Bertha Maldonado, la secretaria de Álvaro Mutis, evoca la relación Gabo-boleros en un viaje realizado a Veracruz dos años después de la llegada del escritor a la tierra donde vivía y cantaba el cubano Bienvenido Granda.

Si Gabo no hubiera recibido el divino don de la palabra, si no hubiera sido periodista y escritor, hubiera tenido mucho éxito como cantante de boleros. Por ahí en 1963-64 llegó Gabo a la oficina de publicidad de Álvaro (Mutis) con una maletita. Les pregunté a dónde iban y me dijeron que a Veracruz, pues Gabo quería conocer el mar. Pedí que me llevaran y nos montamos en un “renaultcito”. Desde el momento en que nos subimos al coche, Gabo, sin parar, cantó uno tras otro, tras otro bolero, sin repetir. Uno lo llevaba al otro…

De tal manera que México se constituyó en el escenario ideal para que el escritor en ciernes afianzara su devoción por aquel aire musical cruzado por las ensoñaciones y las tristezas. Recordó, entonces, sus tiempos en Barranquilla, donde fraguó gran parte de la arquitectura que edificaría a mediados de la década del sesenta. Porque en esta ciudad caribeña tuvo mucho contacto con la bolerística cubana que aprendió al pie de la letra gracias a su elefantiásica memoria.
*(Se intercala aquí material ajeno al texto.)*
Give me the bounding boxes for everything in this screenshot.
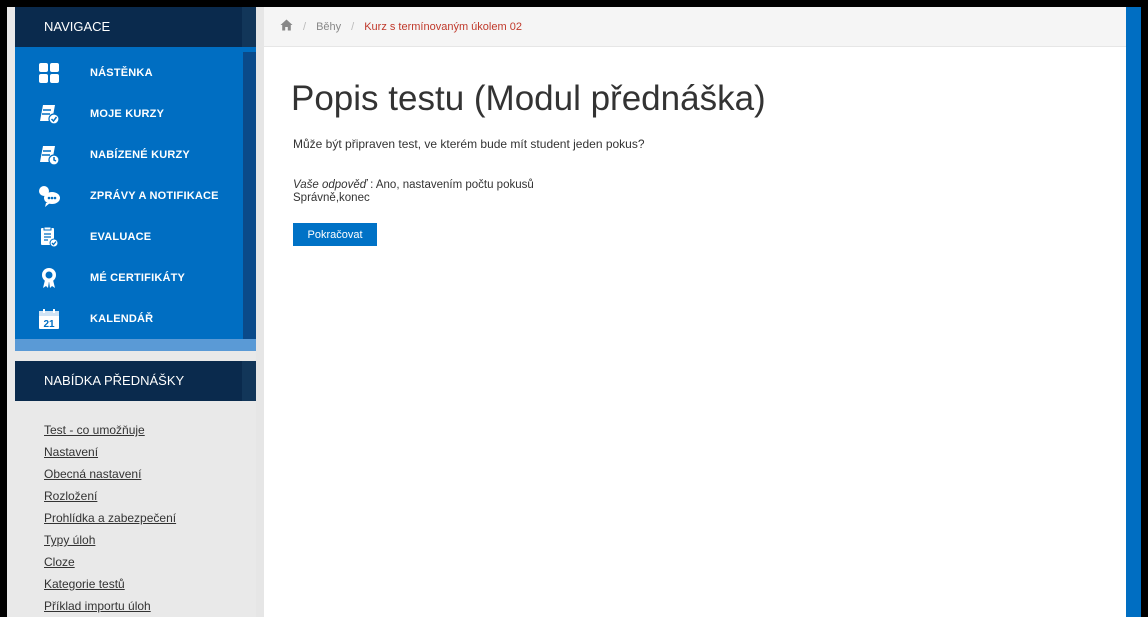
navigation-header: NAVIGACE [15, 7, 256, 47]
lecture-menu-header: NABÍDKA PŘEDNÁŠKY [15, 361, 256, 401]
nav-item-dashboard[interactable]: NÁSTĚNKA [15, 52, 256, 93]
nav-label: ZPRÁVY A NOTIFIKACE [90, 189, 219, 202]
answer-block: Vaše odpověď : Ano, nastavením počtu pok… [293, 179, 534, 205]
breadcrumb-course[interactable]: Kurz s termínovaným úkolem 02 [364, 21, 522, 33]
menu-link-question-types[interactable]: Typy úloh [44, 529, 256, 551]
nav-label: MÉ CERTIFIKÁTY [90, 271, 186, 284]
calendar-icon: 21 [37, 307, 61, 331]
right-edge-bar [1126, 7, 1141, 617]
menu-link-test-categories[interactable]: Kategorie testů [44, 573, 256, 595]
breadcrumb-separator: / [303, 20, 307, 33]
menu-link-import-example[interactable]: Příklad importu úloh [44, 595, 256, 617]
app-window: NAVIGACE NÁSTĚNKA MOJE KURZY NABÍZENÉ KU… [0, 0, 1148, 617]
navigation-title: NAVIGACE [44, 19, 111, 34]
lecture-menu-title: NABÍDKA PŘEDNÁŠKY [44, 373, 185, 388]
offered-courses-icon [37, 143, 61, 167]
menu-link-cloze[interactable]: Cloze [44, 551, 256, 573]
sidebar-gutter [256, 7, 264, 617]
lecture-menu-list: Test - co umožňuje Nastavení Obecná nast… [15, 401, 256, 617]
nav-label: EVALUACE [90, 230, 152, 243]
home-icon[interactable] [280, 19, 293, 34]
menu-link-settings[interactable]: Nastavení [44, 441, 256, 463]
evaluation-icon [37, 225, 61, 249]
breadcrumb-runs[interactable]: Běhy [316, 21, 341, 33]
nav-label: KALENDÁŘ [90, 312, 154, 325]
certificate-icon [37, 266, 61, 290]
breadcrumb-separator: / [351, 20, 355, 33]
answer-label: Vaše odpověď [293, 179, 367, 191]
nav-item-certificates[interactable]: MÉ CERTIFIKÁTY [15, 257, 256, 298]
menu-link-review-security[interactable]: Prohlídka a zabezpečení [44, 507, 256, 529]
question-text: Může být připraven test, ve kterém bude … [293, 137, 645, 151]
menu-link-test-capabilities[interactable]: Test - co umožňuje [44, 419, 256, 441]
header-shade [242, 7, 256, 47]
nav-label: NÁSTĚNKA [90, 66, 153, 79]
answer-feedback: Správně,konec [293, 192, 370, 204]
lecture-menu-block: NABÍDKA PŘEDNÁŠKY Test - co umožňuje Nas… [15, 357, 256, 617]
messages-icon [37, 184, 61, 208]
svg-text:21: 21 [43, 319, 55, 330]
continue-button[interactable]: Pokračovat [293, 223, 377, 246]
header-shade [242, 361, 256, 401]
menu-link-layout[interactable]: Rozložení [44, 485, 256, 507]
nav-label: NABÍZENÉ KURZY [90, 148, 190, 161]
nav-item-messages[interactable]: ZPRÁVY A NOTIFIKACE [15, 175, 256, 216]
nav-item-my-courses[interactable]: MOJE KURZY [15, 93, 256, 134]
navigation-block-footer [15, 339, 256, 351]
my-courses-icon [37, 102, 61, 126]
nav-item-offered-courses[interactable]: NABÍZENÉ KURZY [15, 134, 256, 175]
menu-link-general-settings[interactable]: Obecná nastavení [44, 463, 256, 485]
nav-item-evaluation[interactable]: EVALUACE [15, 216, 256, 257]
nav-item-calendar[interactable]: 21 KALENDÁŘ [15, 298, 256, 339]
nav-label: MOJE KURZY [90, 107, 165, 120]
dashboard-icon [37, 61, 61, 85]
navigation-list: NÁSTĚNKA MOJE KURZY NABÍZENÉ KURZY ZPRÁV… [15, 47, 256, 342]
sidebar: NAVIGACE NÁSTĚNKA MOJE KURZY NABÍZENÉ KU… [7, 7, 264, 617]
answer-value: : Ano, nastavením počtu pokusů [366, 179, 534, 191]
breadcrumb: / Běhy / Kurz s termínovaným úkolem 02 [264, 7, 1140, 47]
page-title: Popis testu (Modul přednáška) [291, 79, 766, 118]
navigation-block: NAVIGACE NÁSTĚNKA MOJE KURZY NABÍZENÉ KU… [15, 7, 256, 342]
Esto dijo, años después:

Yo llegué a admirar tanto a Bienvenido Granda, que siempre he creído que yo me dejé el bigote para toda la vida por Bienvenido Granda, que lo llamaban El Bigote que canta, y en México, en los momentos de su gran apogeo, yo usaba el bigote muchísimo más grande, y más poblado que ahora, y me llamaban los compañeros de trabajo El Bigote que escribe. Conocí a Bienvenido en el Teatro Blanquita y donde quiera que se presentara lo seguía. Ya era un hombre mayor y continuaba teniendo ese chorro de voz, tan extraordinario. Eran épocas de mis malos tiempos en México, cuando escribía Cien años de soledad. La referencia para mí siempre fue la de Bienvenido (García Márquez, revista citada).

En México, Gabo consolidó su gusto musical por el bolero. Del género protagonista de esta nota y su relación con el escritor quedó el testimonio de la cantante peruana Tania Libertad, invitada especial a las celebraciones que organizaba el Nobel en Ciudad de México.

Me preguntaron una vez cuál era la canción favorita de Gabo y yo dije: Nube viajera. Se trata de un hermoso bolero que siempre le canté en sus fiestas, en su cumpleaños, en su casa.

Pero la pasión de Gabo por el bolero no se reduce a Nube viajera, del mexicano Jorge Macías, autor de la letra que tanto cautivó al prestidigitador. El siguiente testimonio es del poeta y periodista cubano Raúl Rivero Castañeda, quien escribió para el diario El Mundo, de España, lo siguiente:

Yo lo escuché entonar el bolero Usted en un cabaret de Santo Domingo, en el verano de 1979. Lo acompañó un conjunto local, un ventú, que lo seguía leal y desacompasado. El locutor lo había presentado como el cantante colombiano Gabriel García. Al final, lo aplaudieron hasta la locura el poeta Pedro Mir, el ensayista Manuel Maldonado Denis y otros intelectuales que estaban en su mesa. El público, que nunca identificó al bolerista con el escritor, lo despidió con una armoniosa mezcla de indiferencia y abucheos.